Secondo i vertici della società, che hanno incontrato qui giornalisti italiani e stranieri, non si è trattato di un semplice lancio commerciale, ma è stato l’anteprima di un nuovo modo di raccontare il Paese. Nella location più esclusiva del circuito, con vista privilegiata sul rettilineo di partenza, sulla pit lane e sulla prima variante, è nata la Capolavoro GP Hospitality: un’area ospitalità che vuole diventare un concept per un appuntamento ricorrente. Un format che mette in dialogo il motorsport con le eccellenze italiane e trasforma un weekend di Formula 1 in un’esperienza immersiva capace di anticipare ciò che il brand vuole offrire tutto l’anno.
Capolavoro nasce per sottrarre l’Italia alla logica della destinazione da “fare” in fretta e restituirla come insieme di emozioni autentiche, esclusive e costruite su misura.

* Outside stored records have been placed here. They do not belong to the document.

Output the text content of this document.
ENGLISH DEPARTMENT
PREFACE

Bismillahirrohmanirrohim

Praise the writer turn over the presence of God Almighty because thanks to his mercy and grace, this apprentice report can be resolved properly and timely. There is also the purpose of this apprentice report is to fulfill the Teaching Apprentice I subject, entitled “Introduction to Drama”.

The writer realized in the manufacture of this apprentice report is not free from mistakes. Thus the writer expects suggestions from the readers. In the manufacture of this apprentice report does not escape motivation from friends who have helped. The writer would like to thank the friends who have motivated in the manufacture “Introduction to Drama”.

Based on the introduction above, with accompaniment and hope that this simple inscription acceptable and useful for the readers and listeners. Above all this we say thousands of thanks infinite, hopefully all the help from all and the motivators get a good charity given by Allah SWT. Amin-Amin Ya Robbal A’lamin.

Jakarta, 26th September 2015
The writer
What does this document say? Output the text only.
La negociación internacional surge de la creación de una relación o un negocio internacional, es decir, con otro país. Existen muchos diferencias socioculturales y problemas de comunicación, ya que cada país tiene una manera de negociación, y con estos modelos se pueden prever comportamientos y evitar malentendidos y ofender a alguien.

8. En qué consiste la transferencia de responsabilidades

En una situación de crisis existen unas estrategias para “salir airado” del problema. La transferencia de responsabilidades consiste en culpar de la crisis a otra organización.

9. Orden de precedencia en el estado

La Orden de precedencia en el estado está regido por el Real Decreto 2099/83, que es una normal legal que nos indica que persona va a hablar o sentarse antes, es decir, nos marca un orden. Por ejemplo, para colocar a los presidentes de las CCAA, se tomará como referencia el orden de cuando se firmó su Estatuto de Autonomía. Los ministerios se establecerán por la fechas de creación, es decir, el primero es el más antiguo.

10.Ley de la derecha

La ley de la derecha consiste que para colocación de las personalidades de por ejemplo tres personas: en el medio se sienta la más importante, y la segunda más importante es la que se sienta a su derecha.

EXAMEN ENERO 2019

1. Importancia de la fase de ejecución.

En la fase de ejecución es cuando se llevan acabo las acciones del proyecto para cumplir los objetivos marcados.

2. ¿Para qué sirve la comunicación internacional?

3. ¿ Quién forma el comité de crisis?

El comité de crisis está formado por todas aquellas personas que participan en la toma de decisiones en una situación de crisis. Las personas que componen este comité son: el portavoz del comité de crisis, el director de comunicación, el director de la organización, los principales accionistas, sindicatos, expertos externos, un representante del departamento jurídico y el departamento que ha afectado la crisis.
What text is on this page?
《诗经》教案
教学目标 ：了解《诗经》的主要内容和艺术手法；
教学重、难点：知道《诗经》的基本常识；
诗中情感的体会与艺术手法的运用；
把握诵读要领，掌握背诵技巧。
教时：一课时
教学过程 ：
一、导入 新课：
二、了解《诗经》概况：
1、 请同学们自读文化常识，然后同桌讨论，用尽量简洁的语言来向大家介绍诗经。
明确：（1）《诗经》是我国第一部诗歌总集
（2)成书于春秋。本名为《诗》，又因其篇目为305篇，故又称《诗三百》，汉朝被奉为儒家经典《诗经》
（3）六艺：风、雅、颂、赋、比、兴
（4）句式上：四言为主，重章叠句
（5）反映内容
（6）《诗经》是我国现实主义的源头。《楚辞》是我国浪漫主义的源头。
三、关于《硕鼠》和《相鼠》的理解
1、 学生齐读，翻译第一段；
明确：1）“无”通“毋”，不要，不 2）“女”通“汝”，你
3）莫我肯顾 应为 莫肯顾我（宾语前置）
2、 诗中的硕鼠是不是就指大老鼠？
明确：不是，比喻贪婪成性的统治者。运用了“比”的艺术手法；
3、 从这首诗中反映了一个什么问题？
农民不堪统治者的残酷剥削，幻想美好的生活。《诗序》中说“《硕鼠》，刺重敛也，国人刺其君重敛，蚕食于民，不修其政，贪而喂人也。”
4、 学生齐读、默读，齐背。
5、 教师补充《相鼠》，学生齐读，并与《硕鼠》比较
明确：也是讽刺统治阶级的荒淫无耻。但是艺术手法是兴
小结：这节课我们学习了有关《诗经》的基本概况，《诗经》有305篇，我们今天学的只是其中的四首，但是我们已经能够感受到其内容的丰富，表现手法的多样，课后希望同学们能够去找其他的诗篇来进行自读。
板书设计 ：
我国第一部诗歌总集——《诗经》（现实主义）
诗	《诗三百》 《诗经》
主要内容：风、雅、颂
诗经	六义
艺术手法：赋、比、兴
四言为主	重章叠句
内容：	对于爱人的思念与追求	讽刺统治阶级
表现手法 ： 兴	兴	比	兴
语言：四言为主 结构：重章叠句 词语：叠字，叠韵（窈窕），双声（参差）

Il motorsport resta uno dei pilastri, ma si intreccia con auto sportive, moto, nautica, moda, cultura, arte, territori e alta gastronomia. Accessi privilegiati e servizi tailor-made completano un’offerta pensata per una clientela internazionale che non cerca più soltanto qualità, ma significato.

A rendere questo posizionamento particolarmente interessante per agenzie di viaggi e tour operator è la rete degli Automobile Club provinciali. È proprio su questo punto che Piergiorgio Reggio, COO di Travel4People, divisione leisure di ACI blueteam, rispondendo a una domanda di QualityTravel, ha chiarito qual è il rapporto tra realtà che sono abituate a gestire pratiche automobilistiche e la progettazione di esperienze ricettive e tour di alta gamma.
La risposta, secondo Reggio, sta nel cambio di prospettiva che Aci sta portando avanti: “Non si tratta di trasformare sportelli pratiche in agenzie di viaggio, ma di valorizzare una presenza territoriale unica e le relazioni profonde che i presidenti e gli staff provinciali hanno con i luoghi. Per Capolavoro questa rete funziona come antenna privilegiata: permette di individuare esperienze autentiche, aprire porte esclusive e costruire itinerari che i canali tradizionali faticano a raggiungere. Il progetto, inoltre, si affianca ad altre iniziative del gruppo (come le aperture legate al brand PrenotACI) e si inserisce in una visione più ampia di ACI come attore della mobilità e del turismo, non più legata solo all’auto”.
Non si parla di numeri di massa, ma di pratiche ad alto valore, con un’attenzione sartoriale che eleva lo scontrino medio e fidelizza chi cerca qualcosa di davvero unico. «Con Capolavoro vogliamo proporre un nuovo modo di vivere l’Italia, trasformando il viaggio in un’esperienza esclusiva, autentica e costruita intorno ai desideri di ogni cliente», ha dichiarato Carlo Bagnasco, presidente di ACI blueteam. Quindi, competenze, relazioni e servizi di altissimo livello, vengono messi a disposizione di chi vuole posizionarsi come punto di riferimento nell’incoming di prestigio.
Nel lungo periodo il progetto punta a consolidare il legame con il motorsport e con i territori, generando valore condiviso per le destinazioni coinvolte. L’Italia resta al centro, mentre i mercati internazionali diventano il motore dello sviluppo commerciale. Per i professionisti del settore si apre così uno spazio di collaborazione concreto: non solo un catalogo da distribuire, ma una piattaforma con cui co-progettare itinerari di alta gamma, eventi e esperienze corporate che parlano la lingua di un lusso sempre più esperienziale.
Capolavoro non chiede di credere a un’altra promessa sull’Italia. Chiede di provarla, di farla vivere e di trasformarla nel prossimo standard di riferimento per chi lavora con i viaggiatori più esigenti.